Saturday, 21 January 2017

Book Review

Requiem for a DreamRequiem for a Dream by Hubert Selby Jr.
My rating: 4 of 5 stars

Selby Jr. follows four characters as they descend into the madness of addiction, in new york city, a journey the author knows well, having become addicted to morphine when he was suffering from tuberculosis as a merchant marine (and years later, heroin, which he recovered from in the late sixties). Harry and Tyrone are buddies caught in the lifestyle, embracing it at first, copping and selling dope, kicking back to enjoy the high, dreaming of some impossible free-wheeling wealth and luxury on top of some zion of dope... forced to face the danger in the streets, inevitable mishaps and kicking in the joint. Marion is Harry's girlfriend, a wannabe artist who likes a small habit which grows and grows, only to push away all her old life's ambitions and interests. The love affair is mostly content to stay in the confines of their apartment, saddled by the sad business of easing back, high and dreaming, making plans to open an café together, nodding and sleeping, happy plans in the head... then falling on hard times looking for money and drugs to fix. May have to get creative about it. Don't expect a picnic, here, if you read Last Exit To Brooklyn (or saw the movie), you know this is a cautionary tale and all of it's out in the open.
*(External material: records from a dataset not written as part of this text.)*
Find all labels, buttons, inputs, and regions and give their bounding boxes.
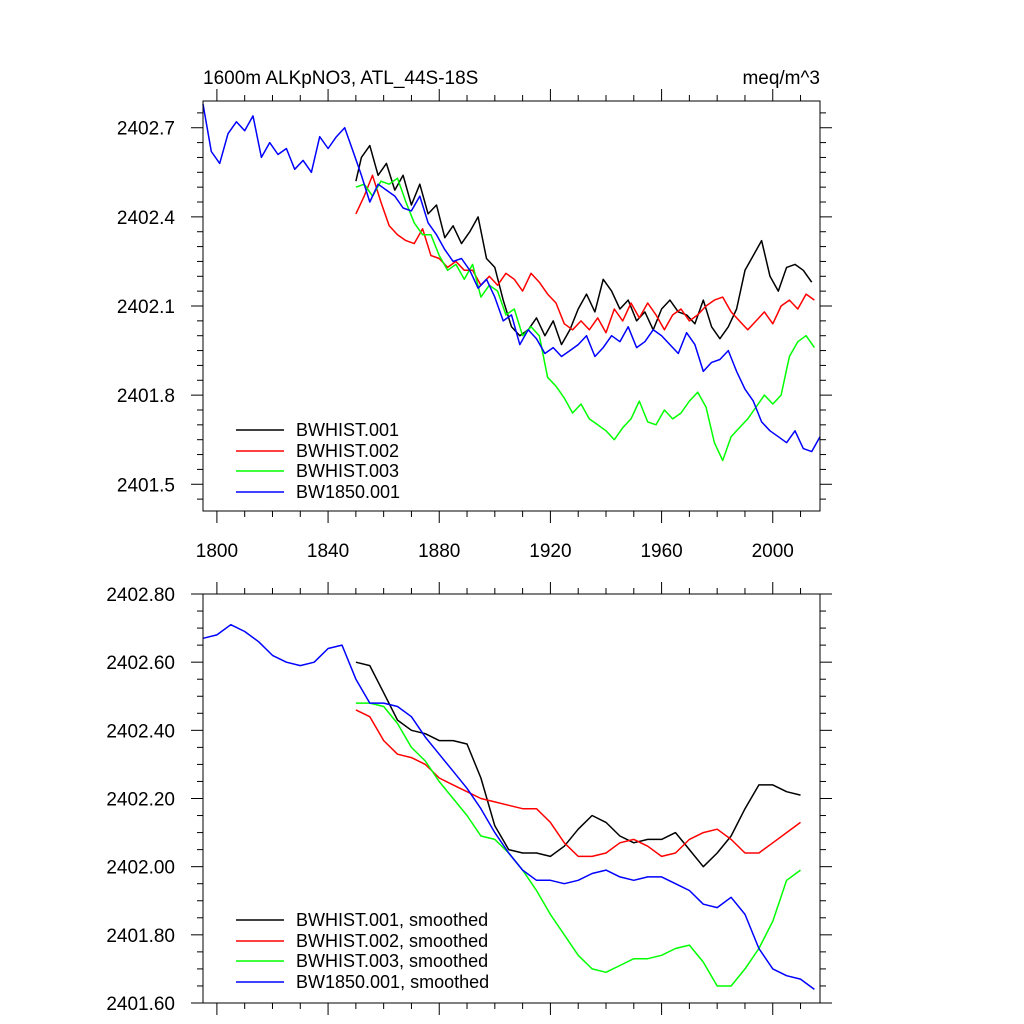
top-legend-label-bwhist-001: BWHIST.001 [296, 420, 399, 440]
top-y-tick-label: 2402.4 [117, 208, 176, 229]
chart-canvas: 1600m ALKpNO3, ATL_44S-18S meq/m^3 1800 1… [0, 0, 1024, 1024]
bottom-y-tick-label: 2402.20 [106, 790, 175, 811]
top-y-tick-label: 2401.5 [117, 475, 175, 496]
top-x-tick-label-1840: 1840 [307, 541, 349, 562]
top-x-tick-label-2000: 2000 [752, 541, 794, 562]
top-y-tick-label: 2402.1 [117, 297, 175, 318]
bottom-y-tick-label: 2402.40 [106, 721, 175, 742]
bottom-y-tick-label: 2402.60 [106, 653, 175, 674]
bottom-y-tick-label: 2401.60 [106, 994, 175, 1015]
top-chart-units: meq/m^3 [742, 68, 820, 89]
top-legend-label-bwhist-003: BWHIST.003 [296, 461, 399, 481]
bottom-y-tick-label: 2402.00 [106, 858, 175, 879]
bottom-y-tick-label: 2401.80 [106, 926, 175, 947]
top-x-tick-label-1920: 1920 [529, 541, 571, 562]
bottom-legend-label-bwhist-002: BWHIST.002, smoothed [296, 931, 488, 951]
bottom-legend-label-bwhist-001: BWHIST.001, smoothed [296, 910, 488, 930]
top-legend-label-bwhist-002: BWHIST.002 [296, 441, 399, 461]
bottom-y-tick-label: 2402.80 [106, 585, 175, 606]
top-y-tick-label: 2402.7 [117, 119, 175, 140]
top-x-tick-label-1880: 1880 [418, 541, 460, 562]
top-x-tick-label-1960: 1960 [640, 541, 682, 562]
top-y-tick-label: 2401.8 [117, 386, 175, 407]
top-chart-title: 1600m ALKpNO3, ATL_44S-18S [203, 68, 478, 89]
bottom-legend-label-bw1850-001: BW1850.001, smoothed [296, 972, 489, 992]
bottom-legend-label-bwhist-003: BWHIST.003, smoothed [296, 951, 488, 971]
top-legend-label-bw1850-001: BW1850.001 [296, 482, 400, 502]
top-x-tick-label-1800: 1800 [196, 541, 238, 562]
I just love how Selby Jr.'s run-on prose moves freely in and out of headspace and lands like a kick in the gut between personalities. And how the characters seem to get over on themselves. Sarah is Harry's mom and lives alone and dreams into the television and wants to be the lovely picture she once cut, to fit in that old red dress, and fancies she might lose some weight and make it in television. She starts on diet pills and goes mostly downhill from there. As flawed and impossibly dreaming as these characters are, the book was a page turner because I was not simply ambulance chasing, no, I really gave a hot damn about all 4 players and hoped against hope that they might figure themselves out and find a way out of hell and back to some decency and love and happiness. You never know. Addiction isn't always a life sentence.